Synopsis: Chief O’Brien returns to Deep Space Nine to find things changed.
This episode is an illustration of what happens when the Logos-driven rational conscious ego believes that it is all there is in the psyche.
In “Whispers” Deep Space Nine’s Chief of Operations, Miles O’Brien is seen returning from the Parada System, where he has been receiving security training for a diplomatic mission that is to occur on the station. Everyone seems to be against him and he is feeling that he is the only unaffected individual on Deep Space Nine, that everyone else has been taken over by some sort of enemy force. At the end of the episode, we learn that the O’Brien that returned to the station was a replicant and that the real O’Brien had been kidnapped on Parada II.
This can be seen as analogous to how sometimes the rational ego will become one-sided and believe that what is conscious is all there is. Our culture actually encourages this type of one-sidedness and it can be extremely difficult for some individuals, especially those seemingly thriving in the conscious world, to understand that there is a part of ourselves beyond our ego consciousness. That would be the unconscious, the study of which is the heart of depth psychology.
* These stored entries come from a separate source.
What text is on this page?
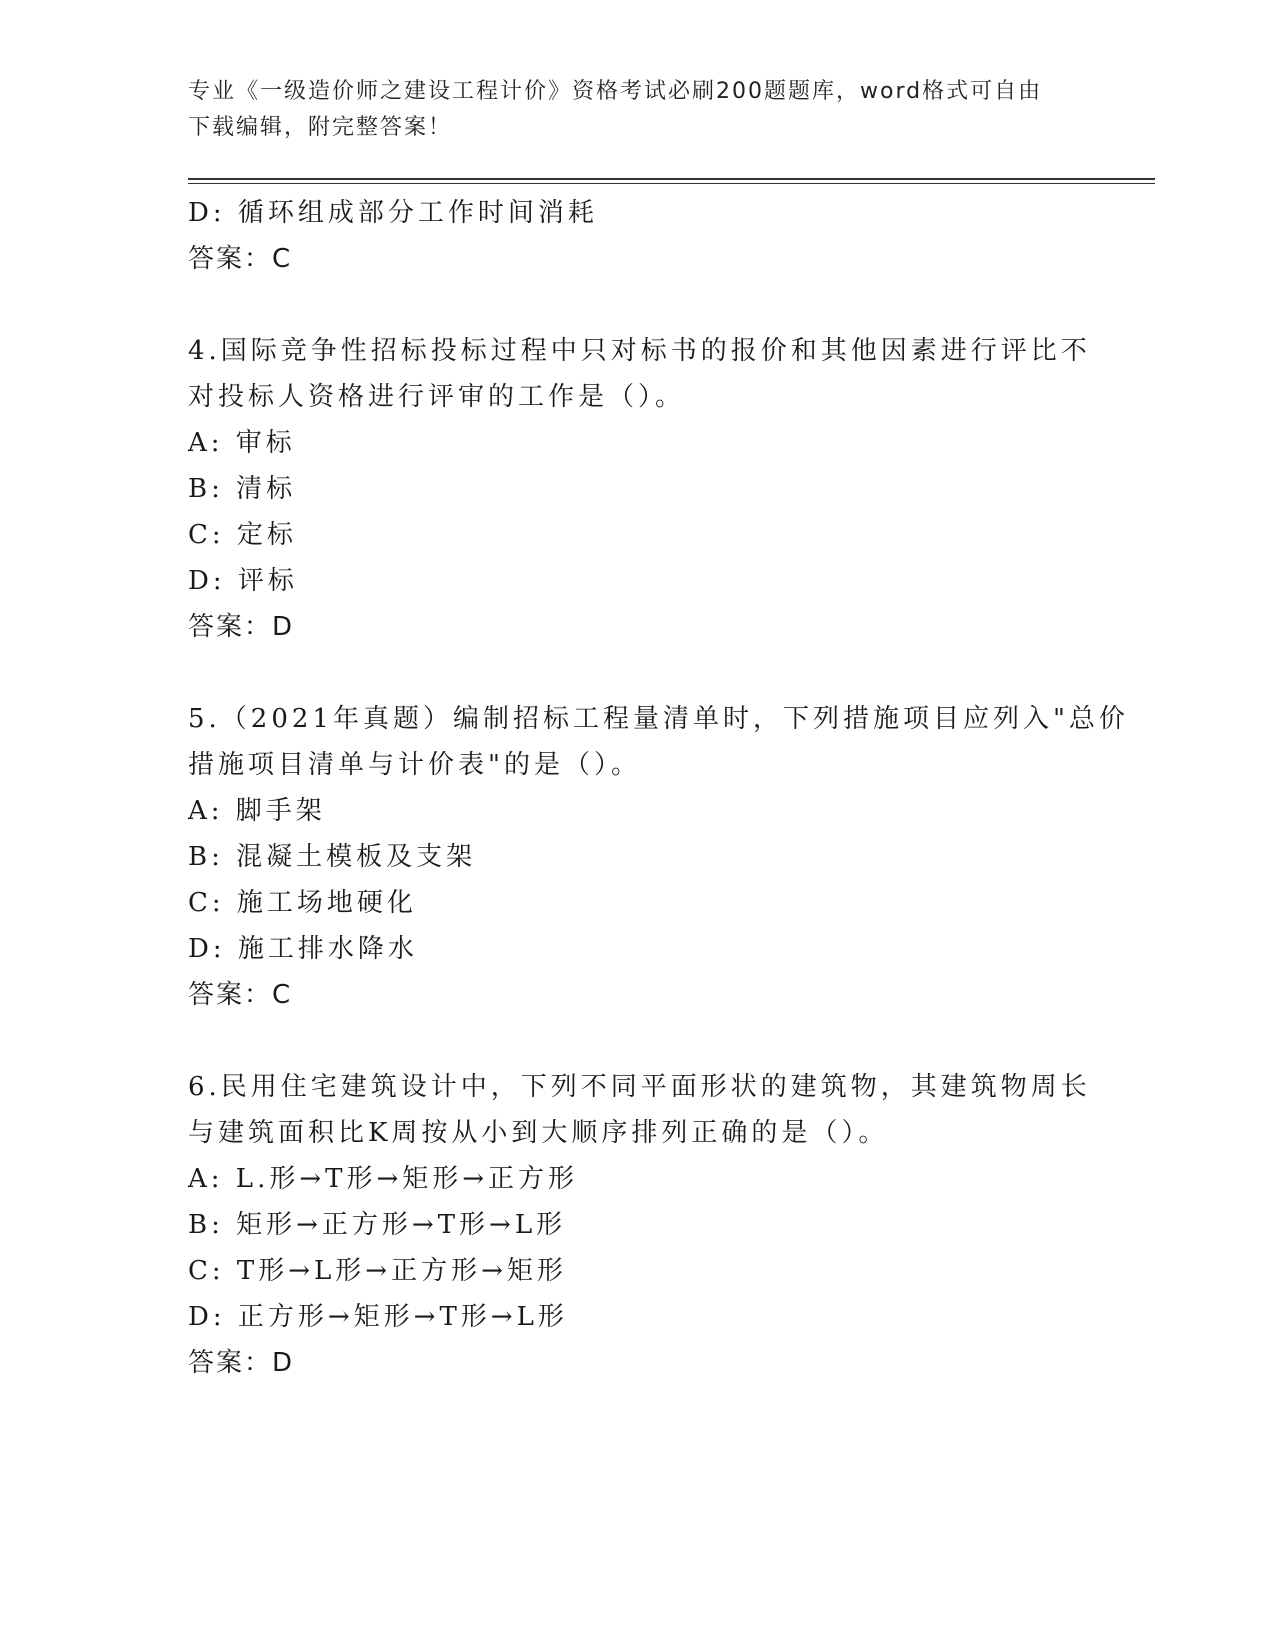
专业《一级造价师之建设工程计价》资格考试必刷200题题库，word格式可自由
下载编辑，附完整答案！
D: 循环组成部分工作时间消耗
答案：C
4.国际竞争性招标投标过程中只对标书的报价和其他因素进行评比不
对投标人资格进行评审的工作是（）。
A: 审标
B: 清标
C: 定标
D: 评标
答案：D
5.（2021年真题）编制招标工程量清单时，下列措施项目应列入"总价
措施项目清单与计价表"的是（）。
A: 脚手架
B: 混凝土模板及支架
C: 施工场地硬化
D: 施工排水降水
答案：C
6.民用住宅建筑设计中，下列不同平面形状的建筑物，其建筑物周长
与建筑面积比K周按从小到大顺序排列正确的是（）。
A: L.形→T形→矩形→正方形
B: 矩形→正方形→T形→L形
C: T形→L形→正方形→矩形
D: 正方形→矩形→T形→L形
答案：D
The theme of “Whispers” is similar to that of the last episode, “Armageddon Game,” in that just like the two alien cultures in the latter illustrate a one-sidedness of the psyche, so does the character of the O’Brien replicant, who never for a moment thought that maybe it wasn’t that he alone was unchanged, instead of the idea that he was what was different and foreign to the status quo of the station. The conscious ego can be quite myopic in its perspective and this is what is most evident here. But not acknowledging the unconscious part of the psyche is to leave a great deal of understanding in the underworld.